Cat Feeding Myths

I admit, it really irks me when companies who know nothing about feline nutrition give bad advice to their customers. This is the case with Assisi Animal Health, which manufactures a device called the Assisi Loop. Now, the product is a good one and I’ve heard great reports about it. But they should stick to what they know!

Here are a few of the things they got wrong in a recent article published by Business Insider.

“Your first look at a bag of cat food should ensure that it has the American Association of Feed Control Official (AAFCO) approval stated on the bag. While this does not mean glamorous or high end, it is proof of sound nutrition.”

AAFCO (they even got the name wrong, it’s “Association of American Feed Control Officials”) does not approve anything; it is even not a regulatory body. It publishes standards for minimal nutrition in pet food, but meeting those standards does not necessarily mean the food is adequate for all pets, as witnessed by the many recalls for things like excessive Vitamin D or insufficient thiamine that have killed many cats and dogs.

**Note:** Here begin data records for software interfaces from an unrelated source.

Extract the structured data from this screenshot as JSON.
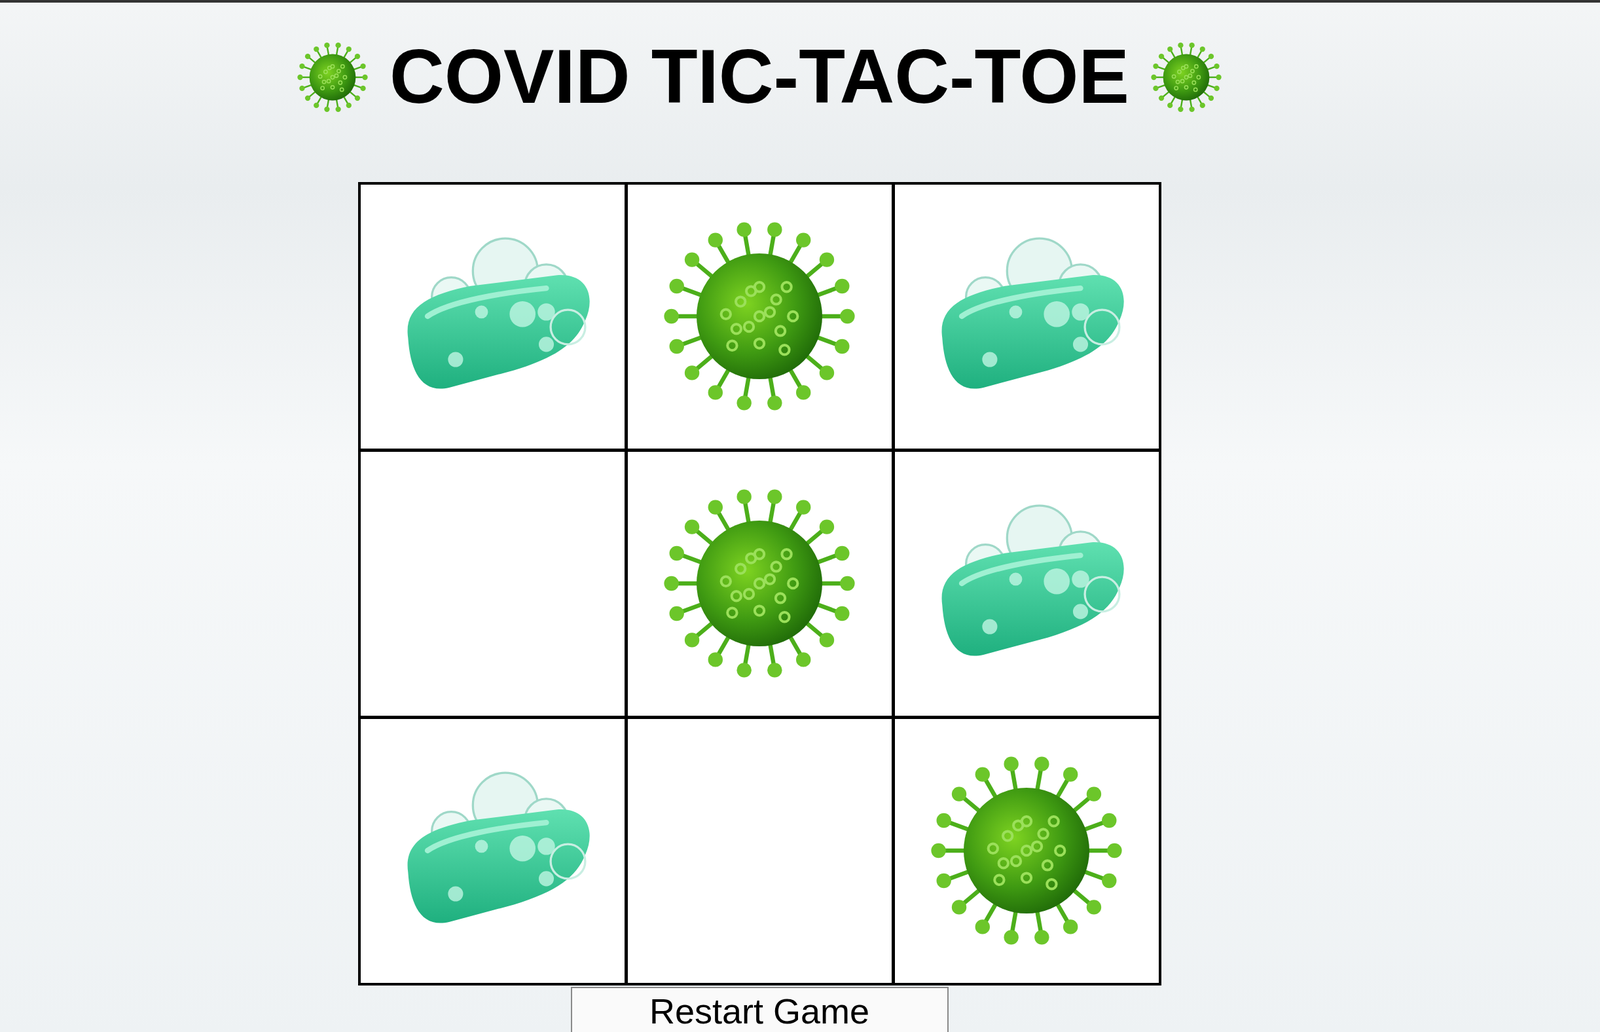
{
  "title": "COVID TIC-TAC-TOE",
  "board": {
    "cells": [
      {
        "kind": "soap"
      },
      {
        "kind": "virus"
      },
      {
        "kind": "soap"
      },
      {
        "kind": "empty"
      },
      {
        "kind": "virus"
      },
      {
        "kind": "soap"
      },
      {
        "kind": "soap"
      },
      {
        "kind": "empty"
      },
      {
        "kind": "virus"
      }
    ]
  },
  "restart_button": {
    "label": "Restart Game"
  }
}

“Dry food is the common “go to” for feline owners, because it is easy to feed, and can stay out in a bowl all day without spoiling. The act of crunching dry food is good for teeth and gums and is a pleasing act for your cat. Additionally, dry food is frequently the most cost effective option for feeding your feline.”

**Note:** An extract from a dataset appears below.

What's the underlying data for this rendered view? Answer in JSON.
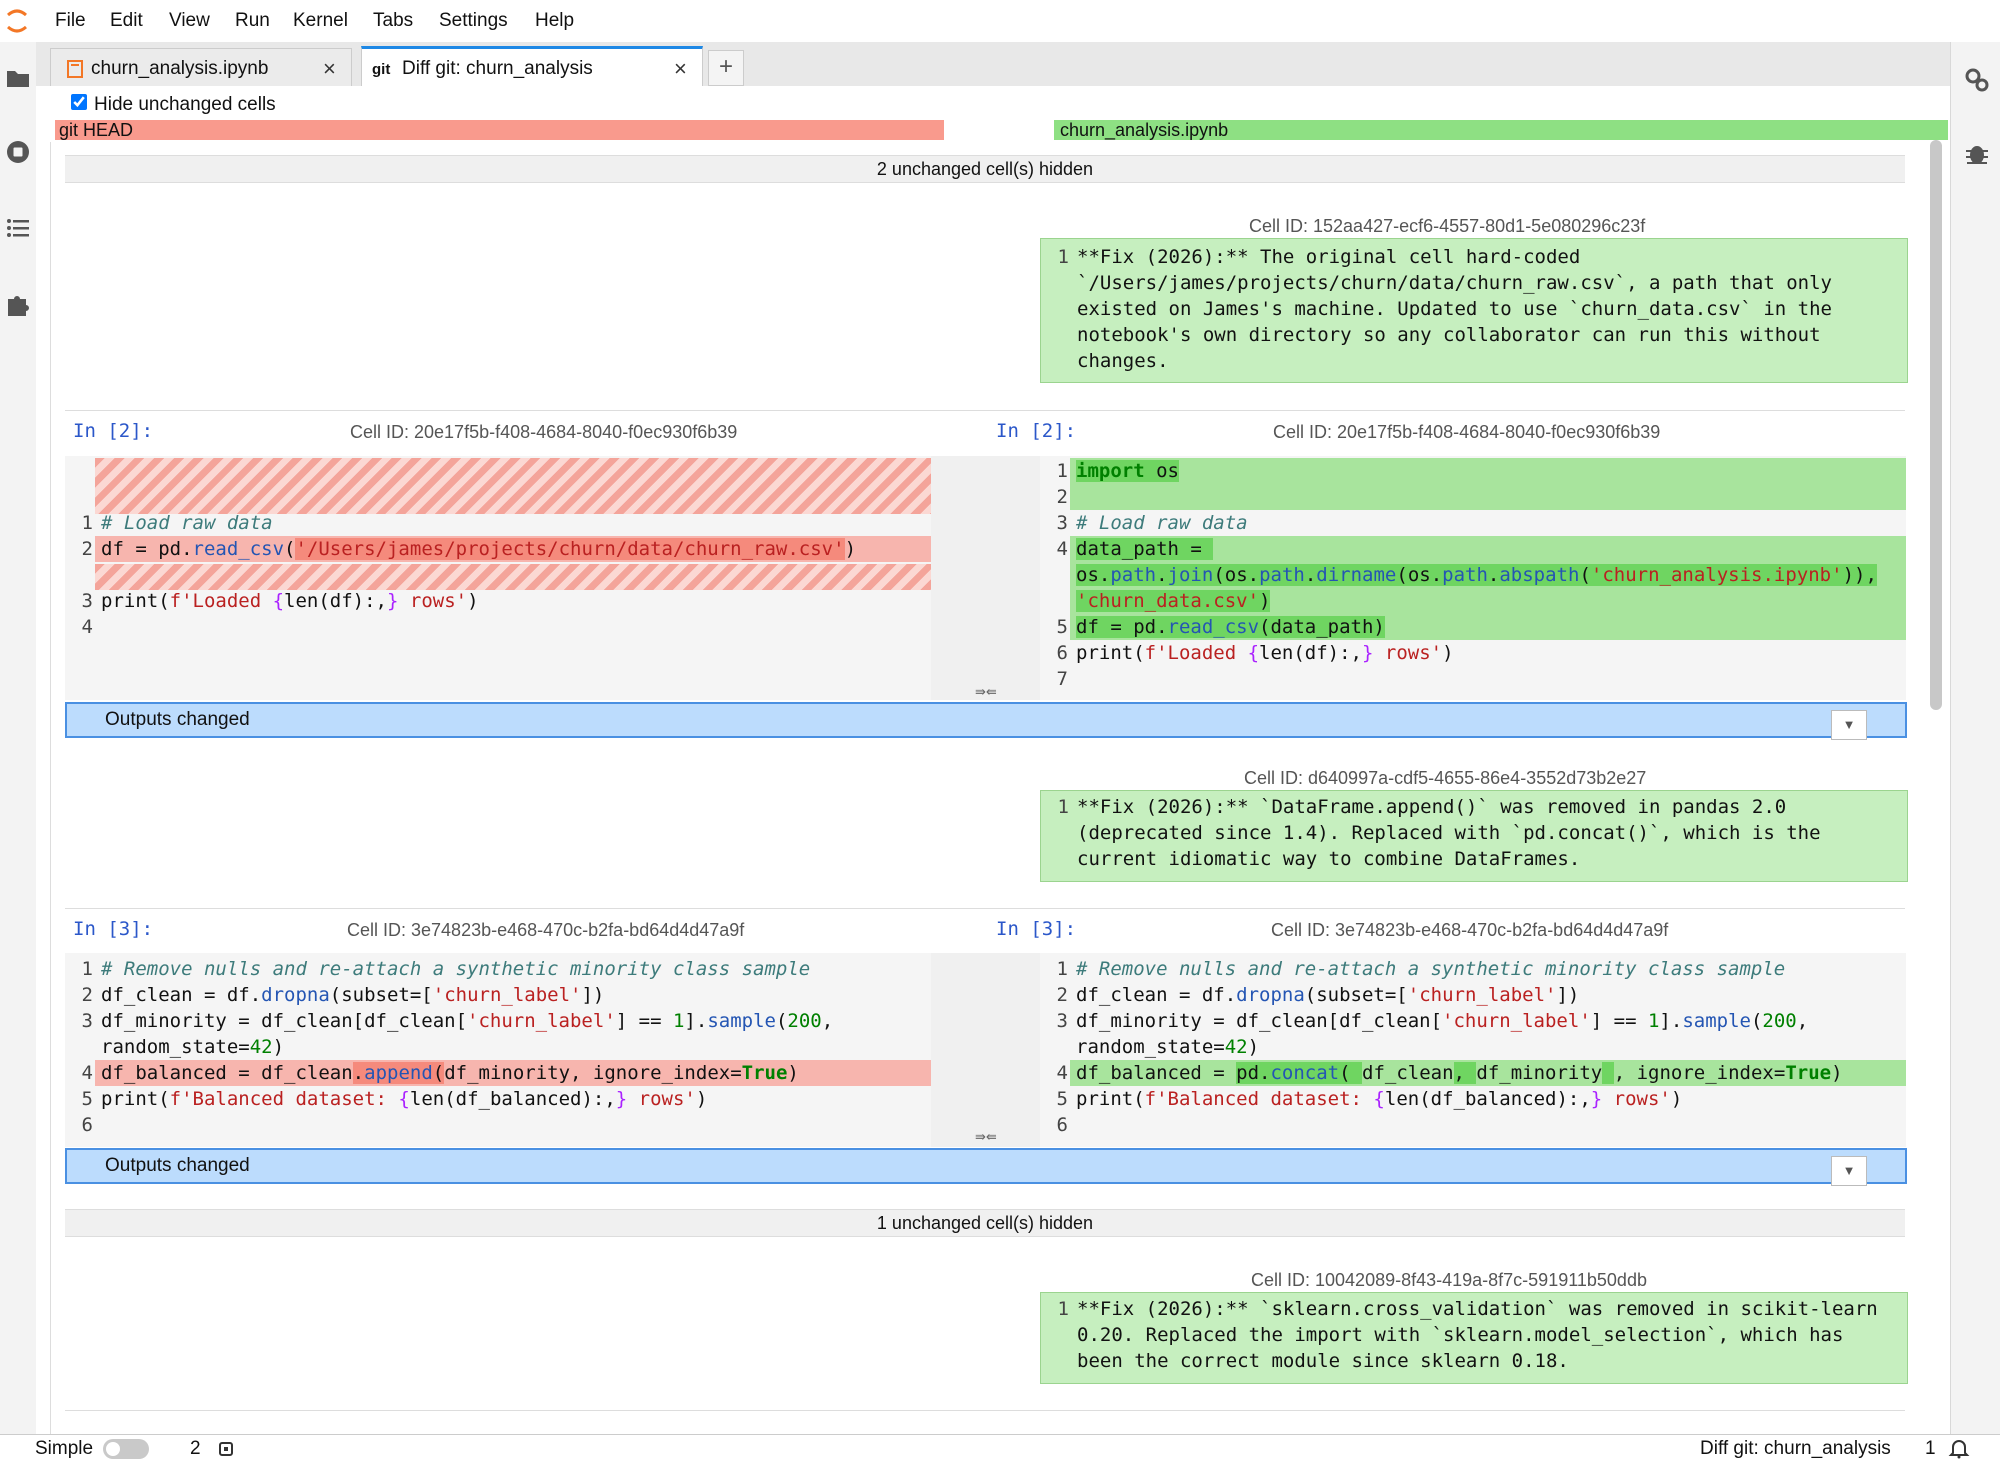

If I had a nickel for every time someone said dry food is good for teeth, I’d be rich. Very rich. Dry food does nothing for teeth and gums (see “Does Dry Food Clean the Teeth?”). The only “advantages” to dry food are cost and convenience for the humans. It does not benefit the cat in any way, and actually causes many, many health problems. (See “10 Reasons Why Dry Food is Bad for Cats and Dogs”) 

“[Cats’) forefathers were jungle cats!” Nope. They were African wildcats from the Sahara Desert, quite the opposite of a “jungle” environment!

“In truth, a mix of dry and canned food is ideal, where there is a balance of proteins, fats, carbohydrates, vitamins and minerals.” Sorry, there is absolutely ZERO truth to that statement!

Dry food is not appropriate for cats. Adult cats have no physiologic need for carbohydrates. Carbs only provide calories. They are the major contributor to the feline obesity epidemic, which is getting worse every year thanks to dry cat food. Canned food is far better, though not ideal.

The “truth” is that thirty million years of evolution have structured the cat to eat a diet comprising 65% moisture, with a dry matter composition of 50-55% protein, 35-40% fat, and <10% carbohydrate. Canned foods and properly supplemented raw and homemade diets are fairly close to this balance, and will help keep your cat healthy and lean for a long and happy life.